Hi everyone, I'm exploring the installation of Fl...
# ask-the-community
d
Hi everyone, I'm exploring the installation of Flyte in a multi-cluster setup with a specific requirement: one execution cluster in the cloud and another on-premises. The cloud cluster will run both the control and data planes, while the on-premises cluster will run only the data plane (flytepropeller). Ideally, the on-prem setup would utilize MinIO, and the cloud data plane would use S3. My understanding is that FlyteAdmin generates presigned URLs for client data uploads. Is it possible to configure FlyteAdmin to direct source code distribution(tar.gz files) and other uploads to the on-premises MinIO when scheduling a workflow there? Currently, if I schedule a workflow on the on-prem execution cluster, it's unable to pull data from S3 because it's configured to use MinIO for local object storage and is missing the AWS credentials. I am using the latest
flyte-core
helm chart that I adjusted to my needs by following Multiple k8s Deployment docs
y
you can’t have both… s3 and minio. at least not without some work.

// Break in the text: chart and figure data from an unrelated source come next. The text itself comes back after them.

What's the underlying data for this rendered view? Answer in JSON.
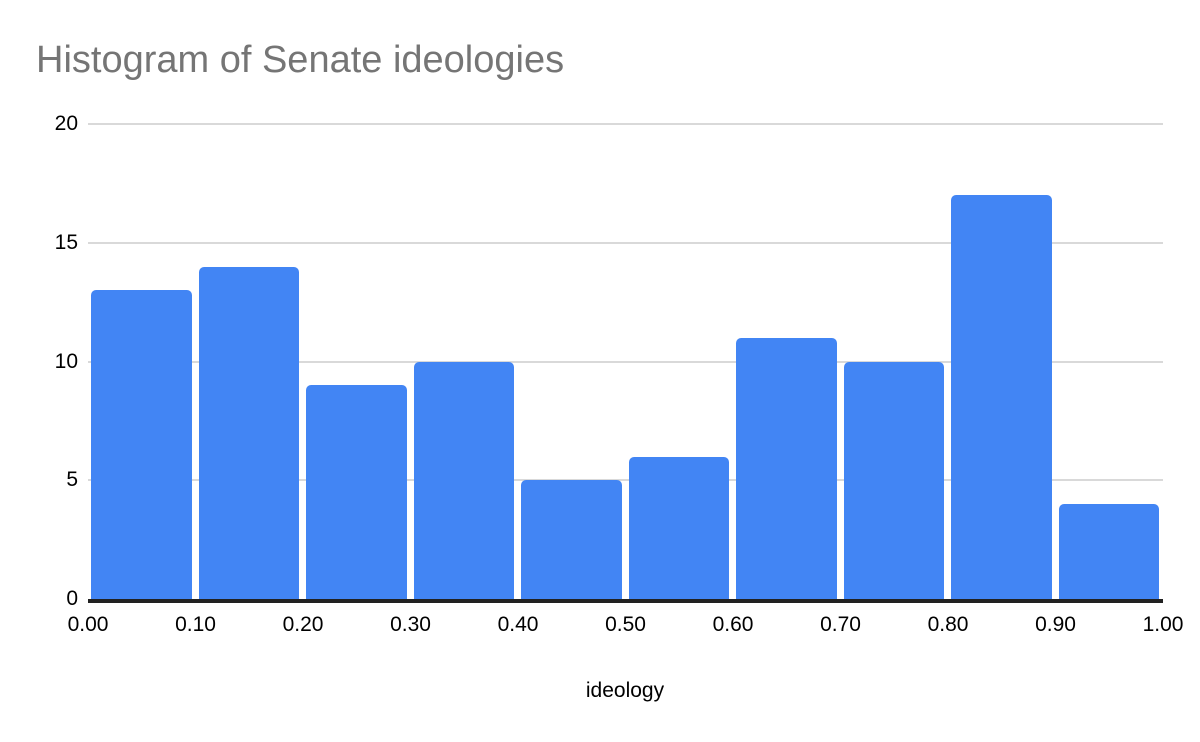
{
  "chart_data": {
    "type": "bar",
    "subtype": "histogram",
    "title": "Histogram of Senate ideologies",
    "xlabel": "ideology",
    "ylabel": "",
    "bin_edges": [
      0.0,
      0.1,
      0.2,
      0.3,
      0.4,
      0.5,
      0.6,
      0.7,
      0.8,
      0.9,
      1.0
    ],
    "values": [
      13,
      14,
      9,
      10,
      5,
      6,
      11,
      10,
      17,
      4
    ],
    "x_tick_labels": [
      "0.00",
      "0.10",
      "0.20",
      "0.30",
      "0.40",
      "0.50",
      "0.60",
      "0.70",
      "0.80",
      "0.90",
      "1.00"
    ],
    "y_ticks": [
      0,
      5,
      10,
      15,
      20
    ],
    "ylim": [
      0,
      20
    ],
    "xlim": [
      0.0,
      1.0
    ],
    "grid": true,
    "legend_position": "none",
    "colors": {
      "bar": "#4285f4",
      "title": "#757575",
      "gridline": "#d9d9d9",
      "axis_line": "#212121",
      "tick_label": "#000000",
      "background": "#ffffff"
    }
  }
}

you can have different buckets, but not different endpoints
can you use minio for everything?
d
I could, I was just researching if this is possible. The problem is that if I go with the shared s3 object storage, executions on the on-prem cluster(because of it's limited network bandwith) will be slower compared to the same solution using minio. Is there a way to keep task outputs locally on the same execution cluster, or potentially in memory, and pass it to the next task?
I might just go with two separate installations of control plane, one for on prem and another for cloud
y
wait i thought on prem == minio
d
That's right. Minio on prem, s3 for cloud. I am saying that if I use s3 as object storage for on prem, it will be slower
y
not really… not the primitive data at least. you understand that distinction right?
primitive i/o like floats and strings are what we call metadata, they go into the metadata bucket (along with other things like offloaded objects admin uses).
and off-loaded data types like files and dataframes go into another bucket.
(think of this as stack and heap kinda)
so there’s a natural built-in distinction between the two buckets but not endpoints. user containers need access to both buckets. flyte itself only needs access to the metadata one.
d
Got it, thank you 🙏